La città da scoprire.
25 luglio 2026 alle 00:43
Uscendo da Castello, attraversata la Porta dei Leoni, si percorre una strada ripida che nasconde un passato ricco di storia. Si tratta di via Mazzini. In passato doveva essere una via molto frequentata, non solo perché conduceva alla porta d’ingresso meridionale della città fortificata, ma perché qua si trovavano botteghe e artigiani specializzati nella lavorazione di nobili metalli, tanto da meritare, come ci ricorda ancora oggi la targa toponomastica, l’appellativo di “via degli Argentari”. Nei secoli successivi la sua denominazione cambiò in quella attuale, in onore di uno dei massimi esponenti del Risorgimento italiano.
All'interno dell'aiuola circolare, che fa angolo con via Spano, troviamo oggi una grande palma. Nel 1913 questo spazio ospitò il busto in bronzo del filosofo Giordano Bruno, condannato a morte per eresia. L'opera venne rimossa nel 1926. La sua presenza si rivelò troppo scomoda per il regime.
Si racconta che le anziane signore si inchinassero davanti alla statua scambiandola per quella di un santo e che la sua presenza causò non pochi fastidi ai sacerdoti durante il passaggio delle processioni. Quello che sappiamo per certo è che, dopo diversi anni, il busto venne collocato all'interno del complesso universitario di Sa Duchessa, in cui, ancora oggi, è possibile ammirarlo.
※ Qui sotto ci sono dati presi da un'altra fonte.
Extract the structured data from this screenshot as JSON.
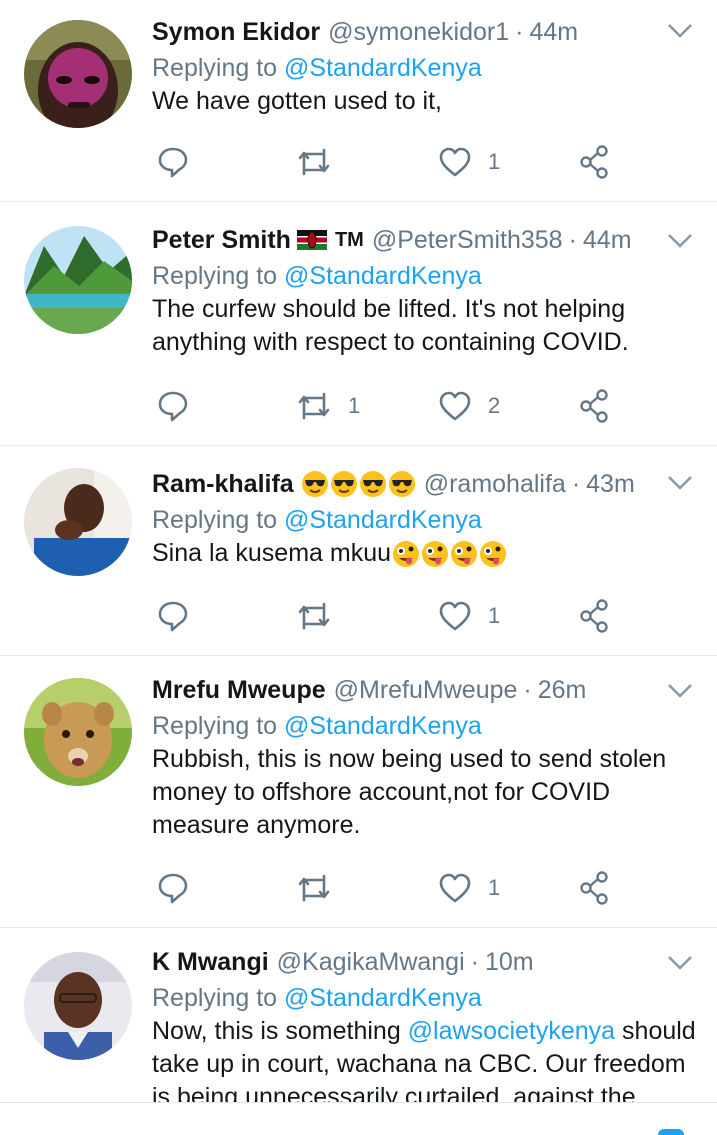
{
  "reply_prefix": "Replying to",
  "tweets": [
    {
      "name": "Symon Ekidor",
      "handle": "@symonekidor1",
      "separator": "·",
      "time": "44m",
      "reply_to": "@StandardKenya",
      "text": "We have gotten used to it,",
      "reply_count": "",
      "retweet_count": "",
      "like_count": "1",
      "avatar": "portrait-dark-face"
    },
    {
      "name": "Peter Smith",
      "badge": "kenya-flag-emoji",
      "tm": "TM",
      "handle": "@PeterSmith358",
      "separator": "·",
      "time": "44m",
      "reply_to": "@StandardKenya",
      "text": "The curfew should be lifted. It's not helping anything with respect to containing COVID.",
      "reply_count": "",
      "retweet_count": "1",
      "like_count": "2",
      "avatar": "mountain-lake-landscape"
    },
    {
      "name": "Ram-khalifa",
      "badge": "sunglasses-emoji x4",
      "handle": "@ramohalifa",
      "separator": "·",
      "time": "43m",
      "reply_to": "@StandardKenya",
      "text": "Sina la kusema mkuu",
      "text_emoji": "zany-face-emoji x4",
      "reply_count": "",
      "retweet_count": "",
      "like_count": "1",
      "avatar": "man-blue-shirt"
    },
    {
      "name": "Mrefu Mweupe",
      "handle": "@MrefuMweupe",
      "separator": "·",
      "time": "26m",
      "reply_to": "@StandardKenya",
      "text": "Rubbish, this is now being used to send stolen money to offshore account,not for COVID measure anymore.",
      "reply_count": "",
      "retweet_count": "",
      "like_count": "1",
      "avatar": "lion-cub"
    },
    {
      "name": "K Mwangi",
      "handle": "@KagikaMwangi",
      "separator": "·",
      "time": "10m",
      "reply_to": "@StandardKenya",
      "text_before": "Now, this is something ",
      "mention": "@lawsocietykenya",
      "text_after": " should take up in court, wachana na CBC. Our freedom is being unnecessarily curtailed, against the",
      "avatar": "man-glasses-indoor"
    }
  ],
  "colors": {
    "text": "#14171a",
    "secondary": "#657786",
    "link": "#1da1f2",
    "divider": "#e6ecf0"
  }
}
Ma la raffigurazione del filosofo non è l'unica cosa ad essere scomparsa col tempo. I terribili bombardamenti della Seconda Guerra Mondiale lasciarono ampi spazi vuoti, ancora visibili, devastando buona parte degli edifici un tempo presenti. Le abitazioni che in passato si addossavano alle mura difensive non esistono più. Lo spazio è adesso occupato da pochi parcheggi. E pensare che proprio in una di queste case venne alla luce lo scrittore Giuseppe Dessì. Ce lo ricorda una targa posizionata sotto quel che rimane della base di una antica garitta, che un tempo ospitava i soldati di vedetta. E se, parafrasando quel che disse lo scrittore, gli anni passano e Cagliari sembra ringiovanire, la via Mazzini, a dispetto del nome, aspetta ancora il suo risorgimento.